Step-by-step explanation:

The mean and standard deviation of the amount of the radioactive​ element, cesium-137 present in a sample of n = 16 lichen specimen are:

$\bar x=0.009\\s=0.005$

Now it is provided that the researchers want to increase the sample size in order to estimate the mean μ to within 0.002 microcurie per millilitre of its true​ value, using a​ 95% confidence interval.

The (1 - α)% confidence interval for population mean (μ) is:

$CI=\bar x\pm z_{\alpha/2}\times \frac{s}{\sqrt{n}}$

(a)

The confidence level is the probability that a particular value of the parameter under study falls within a specific interval of values.

In this case the researches wants to estimate the mean using the 95% confidence interval.

Thus, the confidence level desired by the researchers is 95%.

(b)

In case of statistical analysis, during the computation of a certain statistic, to estimate the value of the parameter under study, certain error occurs which are known as the sampling error.

In case of the estimate of parameter using a confidence interval the sampling error is known as the margin of error.

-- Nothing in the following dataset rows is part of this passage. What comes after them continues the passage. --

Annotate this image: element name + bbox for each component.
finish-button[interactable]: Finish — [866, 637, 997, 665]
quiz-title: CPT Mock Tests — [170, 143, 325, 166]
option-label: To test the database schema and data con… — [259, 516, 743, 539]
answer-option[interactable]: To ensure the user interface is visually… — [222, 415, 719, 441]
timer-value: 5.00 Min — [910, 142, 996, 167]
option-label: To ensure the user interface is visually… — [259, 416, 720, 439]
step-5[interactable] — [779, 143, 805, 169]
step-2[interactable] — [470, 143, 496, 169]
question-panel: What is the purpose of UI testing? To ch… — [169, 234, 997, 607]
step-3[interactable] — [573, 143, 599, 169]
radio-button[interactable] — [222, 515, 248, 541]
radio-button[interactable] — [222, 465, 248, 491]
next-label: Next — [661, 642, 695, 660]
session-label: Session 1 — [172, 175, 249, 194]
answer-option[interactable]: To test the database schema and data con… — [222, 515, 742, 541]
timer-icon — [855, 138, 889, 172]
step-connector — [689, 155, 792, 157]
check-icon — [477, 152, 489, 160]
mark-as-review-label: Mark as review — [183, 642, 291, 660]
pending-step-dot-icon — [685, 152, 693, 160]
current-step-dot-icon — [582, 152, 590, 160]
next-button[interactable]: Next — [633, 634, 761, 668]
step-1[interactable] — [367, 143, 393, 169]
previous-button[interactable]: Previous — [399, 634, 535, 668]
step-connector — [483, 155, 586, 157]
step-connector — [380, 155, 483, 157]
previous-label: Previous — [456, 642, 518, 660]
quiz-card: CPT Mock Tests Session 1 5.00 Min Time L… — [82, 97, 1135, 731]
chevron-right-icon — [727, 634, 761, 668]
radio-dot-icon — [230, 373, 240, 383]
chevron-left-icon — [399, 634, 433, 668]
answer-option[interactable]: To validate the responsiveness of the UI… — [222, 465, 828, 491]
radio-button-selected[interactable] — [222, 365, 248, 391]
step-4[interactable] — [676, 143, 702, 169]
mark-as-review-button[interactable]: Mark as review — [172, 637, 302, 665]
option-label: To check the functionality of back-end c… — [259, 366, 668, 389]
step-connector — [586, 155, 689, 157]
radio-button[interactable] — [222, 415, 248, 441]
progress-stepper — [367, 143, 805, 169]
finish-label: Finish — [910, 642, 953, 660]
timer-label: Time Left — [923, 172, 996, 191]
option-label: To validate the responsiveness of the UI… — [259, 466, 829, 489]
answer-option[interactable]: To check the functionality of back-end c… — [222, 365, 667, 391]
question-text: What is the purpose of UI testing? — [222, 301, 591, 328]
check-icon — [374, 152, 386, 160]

In this case the margin of error is 0.002 microcurie per millilitre.

(c)

The margin of error is computed using the formula:

$MOE=z_{\alpha/2}\times \frac{s}{\sqrt{n}}$

The critical value of z for 95% confidence level is:

$z_{\alpha/2}=z_{0.05/2}=z_{0.025}=1.96$

*Use a z-table.

$MOE=z_{\alpha/2}\times \frac{s}{\sqrt{n}}$

 $0.002=1.96\times \frac{0.005}{\sqrt{n}}$

       $n=[\frac{1.96\times 0.005}{0.002}]^{2}$

          $=(4.9)^{2}\\=24.01\\\approx 25$

Thus, the sample size necessary to obtain the desired estimate is 25.